Feature Column from the AMS

Cubes

5. A recursive way of constructing cubes

There is a delightfully simple way of constructing an (n+1)-dimensional cube from two copies of the cube in n dimensions. Draw two copies of, say, an n-cube, and now join corresponding vertices. What one has is a drawing of a (n+1)-cube.

One can think of the construction of the familiar 3-cube as being done in this manner from the even more familiar 2-cube, the square. The diagram below shows the two squares in black and the edges which join the corresponding vertices in red.

To emphasize that this construction is to be considered combinatorial in nature the two "squares" need really be only 4-gons and they need not be the same size.

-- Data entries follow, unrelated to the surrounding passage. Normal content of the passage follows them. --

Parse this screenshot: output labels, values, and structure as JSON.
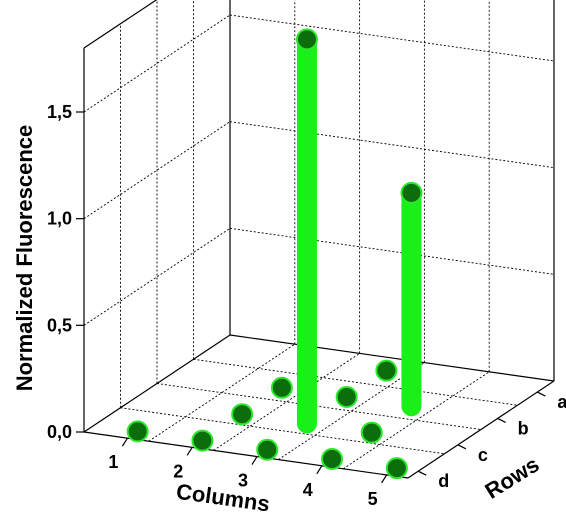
{
  "chart_data": {
    "type": "bar3d",
    "title": "",
    "xlabel": "Columns",
    "ylabel": "Rows",
    "zlabel": "Normalized Fluorescence",
    "columns": [
      "1",
      "2",
      "3",
      "4",
      "5"
    ],
    "rows": [
      "a",
      "b",
      "c",
      "d"
    ],
    "z_ticks": [
      "0,0",
      "0,5",
      "1,0",
      "1,5"
    ],
    "zlim": [
      0,
      1.8
    ],
    "grid": true,
    "colors": {
      "bar": "#19ef19",
      "marker": "#0b6d0b",
      "marker_edge": "#2ee62e"
    },
    "points": [
      {
        "column": 1,
        "row": "d",
        "value": 0.0
      },
      {
        "column": 2,
        "row": "d",
        "value": 0.0
      },
      {
        "column": 2,
        "row": "c",
        "value": 0.0
      },
      {
        "column": 2,
        "row": "b",
        "value": 0.0
      },
      {
        "column": 3,
        "row": "d",
        "value": 0.0
      },
      {
        "column": 3,
        "row": "c",
        "value": 1.8
      },
      {
        "column": 3,
        "row": "b",
        "value": 0.0
      },
      {
        "column": 3,
        "row": "a",
        "value": 0.0
      },
      {
        "column": 4,
        "row": "d",
        "value": 0.0
      },
      {
        "column": 4,
        "row": "b",
        "value": 1.0
      },
      {
        "column": 4,
        "row": "c",
        "value": 0.0
      },
      {
        "column": 5,
        "row": "d",
        "value": 0.0
      }
    ]
  }
}
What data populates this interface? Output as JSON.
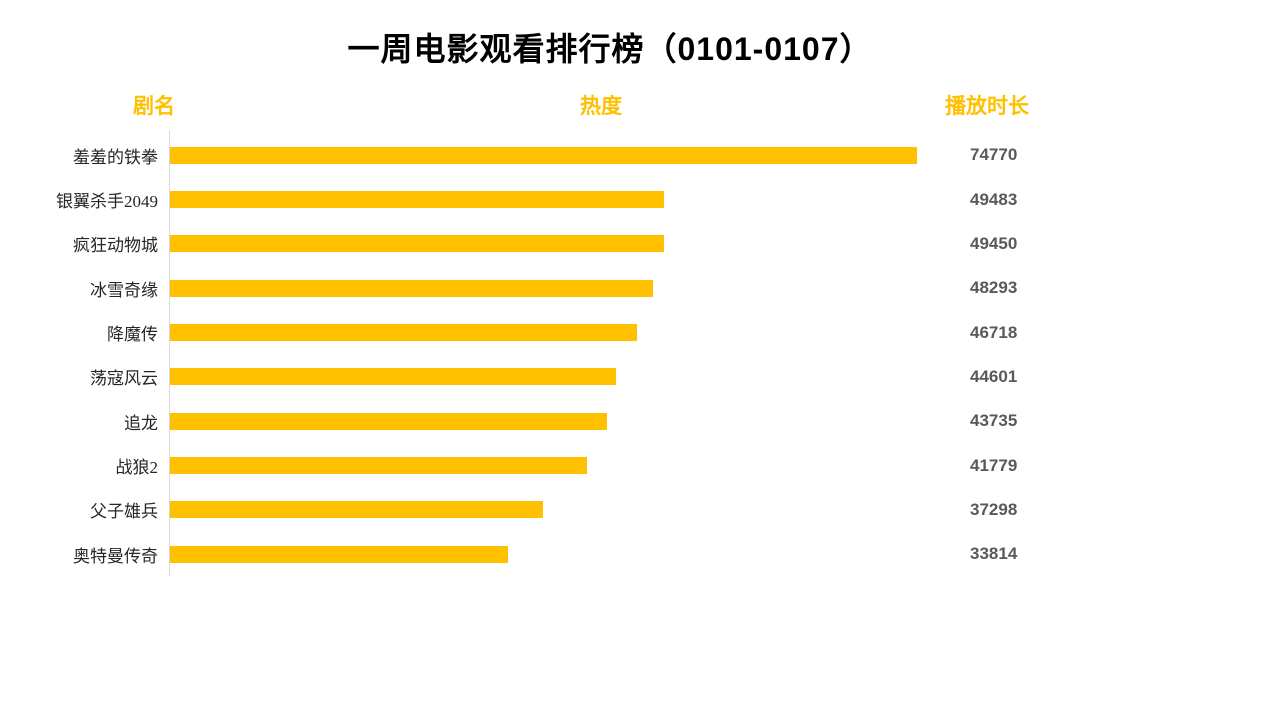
{
  "page": {
    "title": "一周电影观看排行榜（0101-0107）"
  },
  "columns": {
    "name": "剧名",
    "heat": "热度",
    "duration": "播放时长"
  },
  "rows": [
    {
      "name": "羞羞的铁拳",
      "value": 74770,
      "value_label": "74770"
    },
    {
      "name": "银翼杀手2049",
      "value": 49483,
      "value_label": "49483"
    },
    {
      "name": "疯狂动物城",
      "value": 49450,
      "value_label": "49450"
    },
    {
      "name": "冰雪奇缘",
      "value": 48293,
      "value_label": "48293"
    },
    {
      "name": "降魔传",
      "value": 46718,
      "value_label": "46718"
    },
    {
      "name": "荡寇风云",
      "value": 44601,
      "value_label": "44601"
    },
    {
      "name": "追龙",
      "value": 43735,
      "value_label": "43735"
    },
    {
      "name": "战狼2",
      "value": 41779,
      "value_label": "41779"
    },
    {
      "name": "父子雄兵",
      "value": 37298,
      "value_label": "37298"
    },
    {
      "name": "奥特曼传奇",
      "value": 33814,
      "value_label": "33814"
    }
  ],
  "colors": {
    "bar": "#FFC000",
    "header_text": "#FFC000",
    "title_text": "#000000",
    "value_text": "#595959",
    "label_text": "#262626",
    "axis_line": "#D9D9D9",
    "background": "#FFFFFF"
  },
  "chart_data": {
    "type": "bar",
    "orientation": "horizontal",
    "title": "一周电影观看排行榜（0101-0107）",
    "categories": [
      "羞羞的铁拳",
      "银翼杀手2049",
      "疯狂动物城",
      "冰雪奇缘",
      "降魔传",
      "荡寇风云",
      "追龙",
      "战狼2",
      "父子雄兵",
      "奥特曼传奇"
    ],
    "values": [
      74770,
      49483,
      49450,
      48293,
      46718,
      44601,
      43735,
      41779,
      37298,
      33814
    ],
    "category_column_header": "剧名",
    "bar_column_header": "热度",
    "value_column_header": "播放时长",
    "xlim": [
      0,
      74770
    ],
    "grid": false,
    "legend": "none",
    "value_labels_shown": true,
    "bar_color": "#FFC000"
  }
}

This construction can be repeated to construct a combinatorial 4-cube:

Figure 1

and 5-cube:

Figure 2

Note the rather different impression that different drawings can give of the same structure. Thus, one can think of the 16 vertices to the left in the drawing of the 5-cube above as a 4-cube (Figure 3, below), but it creates a rather different visual appearance than the initial 4-cube (Figure 1) that was shown.

Combinatorial versions of the higher dimensional cubes proved useful in showing that the Simplex Algorithm for Linear Programming was not a polynomial time algorithm. This was accomplished by using what are now known as the Klee-Minty Cubes (1972), discovered by Victor Klee and George Minty. These polytopes produced by Klee and Minty require that the standard version of the simplex method run through all of the 2ⁿ vertices of an n-dimensional cube in order to find the optimal value of a linear programming problem.

Figure 3

The importance of having different representations of the same object is that these different representations often suggest different questions for future research. Whereas Figure 1 might suggest questions about how many 3-cube faces there are in a 4-cube or questions about "perspective," the drawing in Figure 3 may suggest a question such as what drawing of a 4-cube in the plane has the fewest crossings of edges at points which are not vertices of the cube? (i.e. What is the crossing number of a 4-cube?)